Apply lambda function in a nested field Spark

I have the following schema:

--items : array
   |-- element : struct
       |-- id : long
       |-- value : double        
       |-- stock : struct
           |-- centerList : array
               |-- element : struct
                   |-- center : struct

I can iterate over items using

df = df.withColumn(‘items’, F.transform(‘items’, lambda x : x.dropFields(‘value’)

But how can I iterate over centerList? I’ve tried:

df = df.withColumn(‘items’, F.transform(‘items’, lambda x : x.withField(‘stock.centerList’, F.transform(‘centerList’, lambda y: y.drop(‘center’)))

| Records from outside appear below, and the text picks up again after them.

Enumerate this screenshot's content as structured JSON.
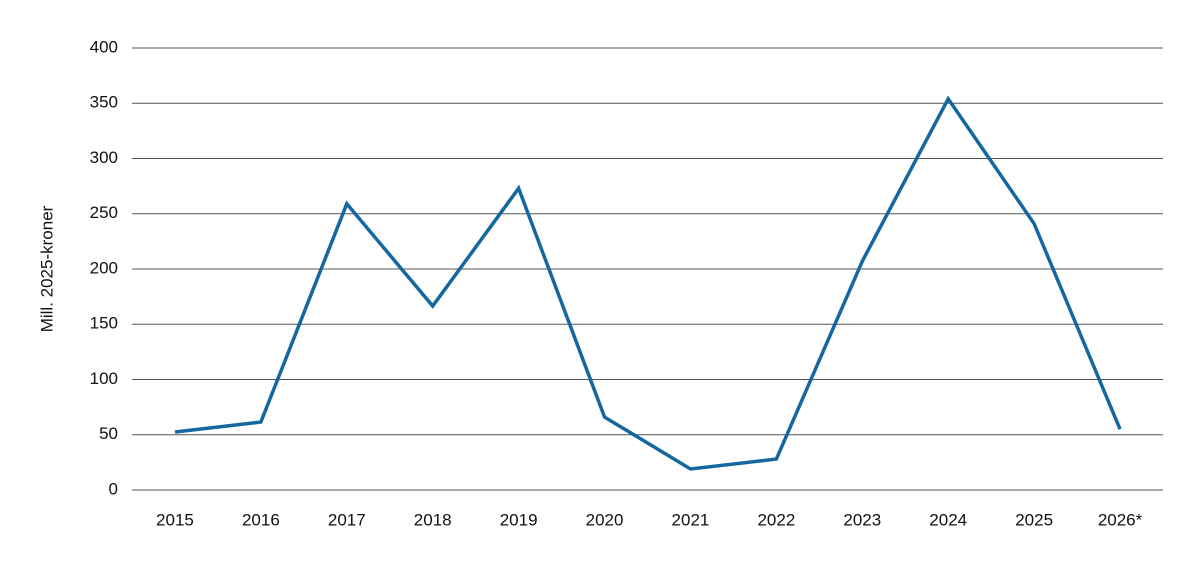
{
  "chart_data": {
    "type": "line",
    "y_label": "Mill. 2025-kroner",
    "categories": [
      "2015",
      "2016",
      "2017",
      "2018",
      "2019",
      "2020",
      "2021",
      "2022",
      "2023",
      "2024",
      "2025",
      "2026*"
    ],
    "values": [
      52.5,
      61.5,
      259,
      166.5,
      273,
      66,
      19,
      28,
      207,
      354,
      241,
      55
    ],
    "color": "#14679f",
    "ylim": [
      0,
      400
    ],
    "yticks": [
      0,
      50,
      100,
      150,
      200,
      250,
      300,
      350,
      400
    ],
    "grid": true
  }
}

But when I run my code I got the following error:

[UNRESOLVED_COLUMN.WITH_SUGGESTION] A column, variable, or function parameter with name ‘centerList’ cannot be resolved.

Solution

Your logic is correct but you need to properly reference the centerList column of the current stock in the inner transformation operation

def transform(col):
    return F.transform(
        col,
        lambda x: x.withField(
            'stock.centerList',
            F.transform(
                x['stock']['centerList'], 
                lambda y: y.dropFields('center')
            )
        )
    )

df = df.withColumn('items', transform('items'))